Alat Upacara Keagamaan
Pote – tanda berkabung untuk pria dan wanita.
Tanduk Rongga – Perhiasan dikepala.
Pokti – tempat sesajen.
Sepui – tempat sirih.[23]
4.      Interaksi Sosial Orang Tanah Toraja Terhadap Agama Lain dan Dalam Lingkungan Masyarakat Lokal
Misionaris Belanda yang baru datang mendapat perlawanan kuat dari suku Toraja karena penghapusan jalur perdagangan yang menguntungkan Toraja. Beberapa orang Toraja telah dipindahkan ke dataran rendah secara paksa oleh Belanda agar lebih mudah diatur. Pajak ditetapkan pada tingkat yang tinggi, dengan tujuan untuk menggerogoti kekayaan para elit masyarakat. Meskipun demikian, usaha-usaha Belanda tersebut tidak merusak budaya Toraja, dan hanya sedikit orang Toraja yang saat itu menjadi Kristen. Pada tahun 1950, hanya 10% orang Toraja yang berubah agama menjadi Kristen. Aluk Todolo merupakan agama leluhur orang Toraja yang kemudian banyak berasimilasi dengan ajaran Kristen yang dianut sebagian besar orang Toraja. Aluk Todolo tidak mengenal sistem keagamaan seperti dalam Hindu, Aluk Todolo tidak mengenal candi atau pura dan dewa-dewa seperti dalam mitologi Hindu. Ajaran ini tetap lestari dari lisan dan diwariskan secara turun temurun. Saya belum menemukan informasi kalau Aluk Todolo memiliki sebuah kitab suci seperti layaknya agama besar di dunia. Ada yang berpendapat jika ajaran ini banyak mengadopsi ajaran Hinduisme dan Konghucu. Untuk Hinduisme sudah terjawab bahwa ajaran ini tidak mengadopsi ajaran para resi dari Jawa. Belum ada informasi yang menyebutkan Agama Hindu pernah masuk ke tanah Sulawesi.[24]

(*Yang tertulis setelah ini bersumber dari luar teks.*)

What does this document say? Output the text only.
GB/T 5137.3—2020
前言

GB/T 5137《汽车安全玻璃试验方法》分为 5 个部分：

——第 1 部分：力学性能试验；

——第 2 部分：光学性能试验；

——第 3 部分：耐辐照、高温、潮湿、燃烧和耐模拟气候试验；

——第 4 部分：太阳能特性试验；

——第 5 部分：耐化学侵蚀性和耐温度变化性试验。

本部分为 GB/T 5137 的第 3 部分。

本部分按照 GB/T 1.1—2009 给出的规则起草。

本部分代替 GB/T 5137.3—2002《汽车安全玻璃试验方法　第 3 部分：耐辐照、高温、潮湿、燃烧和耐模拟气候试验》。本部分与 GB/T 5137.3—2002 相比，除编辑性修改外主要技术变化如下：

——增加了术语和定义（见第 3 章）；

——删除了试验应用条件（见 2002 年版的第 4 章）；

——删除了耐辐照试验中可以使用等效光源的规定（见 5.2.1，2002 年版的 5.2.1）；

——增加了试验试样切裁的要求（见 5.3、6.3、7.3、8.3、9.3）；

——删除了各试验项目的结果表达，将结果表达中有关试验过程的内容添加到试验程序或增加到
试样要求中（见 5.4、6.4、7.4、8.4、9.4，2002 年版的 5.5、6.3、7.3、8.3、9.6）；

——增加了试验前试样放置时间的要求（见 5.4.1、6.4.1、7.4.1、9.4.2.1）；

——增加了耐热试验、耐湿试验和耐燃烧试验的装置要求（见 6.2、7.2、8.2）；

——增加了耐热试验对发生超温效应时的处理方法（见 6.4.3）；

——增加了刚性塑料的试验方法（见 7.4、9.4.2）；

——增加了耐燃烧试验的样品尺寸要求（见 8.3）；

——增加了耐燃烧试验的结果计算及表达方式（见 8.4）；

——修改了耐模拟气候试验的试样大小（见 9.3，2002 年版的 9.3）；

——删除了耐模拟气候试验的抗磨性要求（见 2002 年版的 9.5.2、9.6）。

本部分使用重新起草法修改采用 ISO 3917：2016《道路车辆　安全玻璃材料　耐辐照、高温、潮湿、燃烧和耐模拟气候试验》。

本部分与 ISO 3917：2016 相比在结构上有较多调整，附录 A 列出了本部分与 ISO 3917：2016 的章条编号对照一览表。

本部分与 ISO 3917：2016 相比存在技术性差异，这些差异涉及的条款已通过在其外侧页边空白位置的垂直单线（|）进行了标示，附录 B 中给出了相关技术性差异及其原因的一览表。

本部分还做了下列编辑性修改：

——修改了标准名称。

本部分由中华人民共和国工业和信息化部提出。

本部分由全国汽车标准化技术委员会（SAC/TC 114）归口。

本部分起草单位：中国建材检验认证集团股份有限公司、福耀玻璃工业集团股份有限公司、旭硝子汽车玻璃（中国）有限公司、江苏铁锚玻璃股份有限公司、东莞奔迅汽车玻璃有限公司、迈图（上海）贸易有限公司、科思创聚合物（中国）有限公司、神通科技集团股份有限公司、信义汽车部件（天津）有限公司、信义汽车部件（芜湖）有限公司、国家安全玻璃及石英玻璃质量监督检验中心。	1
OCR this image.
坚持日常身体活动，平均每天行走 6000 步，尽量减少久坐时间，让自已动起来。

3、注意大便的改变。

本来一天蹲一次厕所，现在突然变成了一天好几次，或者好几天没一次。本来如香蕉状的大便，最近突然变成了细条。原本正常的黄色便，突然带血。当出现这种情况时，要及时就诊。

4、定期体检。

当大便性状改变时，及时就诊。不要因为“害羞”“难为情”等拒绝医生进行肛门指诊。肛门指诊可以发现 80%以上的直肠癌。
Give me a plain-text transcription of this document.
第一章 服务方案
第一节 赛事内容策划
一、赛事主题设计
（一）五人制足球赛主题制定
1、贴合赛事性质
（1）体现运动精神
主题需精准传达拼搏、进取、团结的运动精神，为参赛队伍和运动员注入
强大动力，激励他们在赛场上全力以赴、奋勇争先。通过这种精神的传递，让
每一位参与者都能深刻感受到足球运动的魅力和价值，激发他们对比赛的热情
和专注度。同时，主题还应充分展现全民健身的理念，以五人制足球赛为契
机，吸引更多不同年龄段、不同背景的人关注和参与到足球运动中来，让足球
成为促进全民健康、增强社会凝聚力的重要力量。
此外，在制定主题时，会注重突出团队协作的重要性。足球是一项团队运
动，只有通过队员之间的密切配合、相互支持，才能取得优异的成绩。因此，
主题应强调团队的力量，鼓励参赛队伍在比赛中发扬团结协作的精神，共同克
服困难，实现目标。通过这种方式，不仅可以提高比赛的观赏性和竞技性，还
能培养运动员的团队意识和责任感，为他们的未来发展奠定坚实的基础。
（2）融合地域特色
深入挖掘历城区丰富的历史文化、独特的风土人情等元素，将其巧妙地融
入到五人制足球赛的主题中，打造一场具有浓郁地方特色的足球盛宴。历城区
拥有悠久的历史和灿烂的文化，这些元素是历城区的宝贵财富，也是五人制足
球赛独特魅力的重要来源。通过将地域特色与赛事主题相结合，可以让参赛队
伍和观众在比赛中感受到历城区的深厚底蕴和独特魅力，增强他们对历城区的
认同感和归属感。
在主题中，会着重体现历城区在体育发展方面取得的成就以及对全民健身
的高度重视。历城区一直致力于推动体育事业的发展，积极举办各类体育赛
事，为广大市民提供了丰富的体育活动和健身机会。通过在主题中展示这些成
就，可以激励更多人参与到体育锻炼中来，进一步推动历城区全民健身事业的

Lalu dari mana unsur Konghucu masuk kedalam tradisi Aluk Todolo ?? agak susah menjawabnya, mungkin ada kaitan dengan asal muasal orang Toraja yang dalam sejarah migrasi Asia Tenggara dikelompokkan kedalam kelompok Melayu Tua, ada yang menyebut leluhur orang Toraja berasal dari Tiongkok negerinya Konghucu. Namun saya tidak mau berspekulasi dengan menyebut Aluk Todolo tidak dipengaruhi ajaran Konghucu, karena pertama masih belum jelas mana duluan antara migrasi atau ajaran Konghucu ??? kedua saya bukan ahli sejarah atau antropologi. Jadi hubungan Aluk Todolo dengan Konghucu masih kabur, namun yang pasti Aluk Todolo merupakan satu dari puluhan aliran kepercayaan yang tetap eksis di bumi nusantara.[25]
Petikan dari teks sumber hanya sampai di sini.